We met for lunch and a game at Bucas & Pastas, and, wonder of wonders, I won my first ever game against the master, even though he played BISQUES and ORZO. (I suspect he limited himself to words suggested by the menu, such is the higher plane he plays the game on.) 

From Rob, I have learned self-control. To me has been revealed the elegance of not playing a word to display vocabulary if that simply leaves a triple word play open. From Rob, I have learned, and learned again, a kind of playful Machiavellianism. Rob plays Scrabble like the philosopher who said fortune might well be the arbiter of half our actions, but she leaves the other half, or close to it, for us to govern. 


There is a harmony of chance and technique to his game. He displays a kind of equanimity in the face of letters chosen blindly. A higher kind of consonance is his style. Above all, he plays the game with a disinterested love of the game that means a well-played word is a well-played word, whoever plays it.
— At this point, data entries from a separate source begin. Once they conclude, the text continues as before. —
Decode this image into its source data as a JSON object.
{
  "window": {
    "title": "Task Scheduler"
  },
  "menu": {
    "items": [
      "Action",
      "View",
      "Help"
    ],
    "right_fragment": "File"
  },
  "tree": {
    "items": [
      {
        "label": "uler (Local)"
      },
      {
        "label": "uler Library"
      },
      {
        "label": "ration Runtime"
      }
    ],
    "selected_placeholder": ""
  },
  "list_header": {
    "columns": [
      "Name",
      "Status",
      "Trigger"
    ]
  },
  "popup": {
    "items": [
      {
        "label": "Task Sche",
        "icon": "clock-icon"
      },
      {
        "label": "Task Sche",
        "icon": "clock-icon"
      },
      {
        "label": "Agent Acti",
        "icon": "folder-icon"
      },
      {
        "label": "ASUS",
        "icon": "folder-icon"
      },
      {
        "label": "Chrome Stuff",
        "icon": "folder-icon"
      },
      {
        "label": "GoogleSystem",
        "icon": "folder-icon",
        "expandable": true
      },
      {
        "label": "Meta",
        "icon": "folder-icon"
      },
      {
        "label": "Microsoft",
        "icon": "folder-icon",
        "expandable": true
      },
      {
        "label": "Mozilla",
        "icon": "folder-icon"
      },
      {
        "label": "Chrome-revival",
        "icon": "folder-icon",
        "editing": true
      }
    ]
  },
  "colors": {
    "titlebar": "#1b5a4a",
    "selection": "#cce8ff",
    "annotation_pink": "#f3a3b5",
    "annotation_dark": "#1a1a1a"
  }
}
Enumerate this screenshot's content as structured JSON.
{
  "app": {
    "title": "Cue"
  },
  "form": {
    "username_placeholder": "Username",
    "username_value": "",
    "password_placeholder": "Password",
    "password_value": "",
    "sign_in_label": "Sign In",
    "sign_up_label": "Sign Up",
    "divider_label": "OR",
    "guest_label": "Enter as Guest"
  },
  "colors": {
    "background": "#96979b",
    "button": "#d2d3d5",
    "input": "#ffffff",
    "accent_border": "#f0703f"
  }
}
The victory is playing the game.



2. Colour 

The propeller whipped the cream into little whitecaps in the mixing bowl. Shelagh was making dessert. The bicycle race from France was streaming on the computer that sat on a stool in the kitchen.  On the counter, kiwis, strawberries, oranges, raspberries and blueberries sat piled like gems in glass bowls. On the screen were the yellows, reds, pinks, blues, whites and oranges of the cycling jerseys in the peloton’s bouquet. The dessert was a fruit trifle. The race was the men’s Paris-Roubaix. At this time of year, the trees along the route are still leafless and the fields still brown and bare. Northern France in April is not Augusta National. This was the hell of the north, not the hello, friends, from the south. But what a spectacle the televised ribbon of colour that winds through the villages and flickers along the ancient roads was. The peloton was like a broadcast test pattern. Or the old CBC butterfly logo. 


The still-stark background of the countryside made the river of cycling tones more vivid and more precious, and as welcome as a colourful fruit trifle taking shape in a kitchen with a window on a thawing Edmonton on Easter morning. 



3. Reading 

There is a secret life to the service road along 142 Street in Valleyview that’s reflected in the pieces of broken mickey bottles often left scattered on the pavement. The shards of glass are easy enough to see ahead and pedal clear of except for the times they aren’t. Most times I am selfish enough to keep going, just happy to avoid a flat tire, file it all under I for inertia. Sometimes a quieter voice is heard, and I obey, stop, park my bicycle, go back and kick the glass bits to the curb. That’s what I was doing when Johnny Walker, as we call him, walked by. 
John is a fixture in the neighbourhood, and by fixture I mean someone who is always in motion, outside, walking at all hours, through all seasons and weathers, usually reading a library book as he goes. For years we have waved hello, but exchanged only a few words. He once explained that he has learned to see with his ears, while, eyes down reading, he walks the city. This time he stopped, nodded at my trace of public service and made an ingenious suggestion. Use a piece of spruce tree as a kind of whisk, he said, it’ll work better. Huh! The nearest spruce, as misfortune would have it, had a damaged branch from which I twisted free a length of needles, which, bent back on itself, did the job on the glass.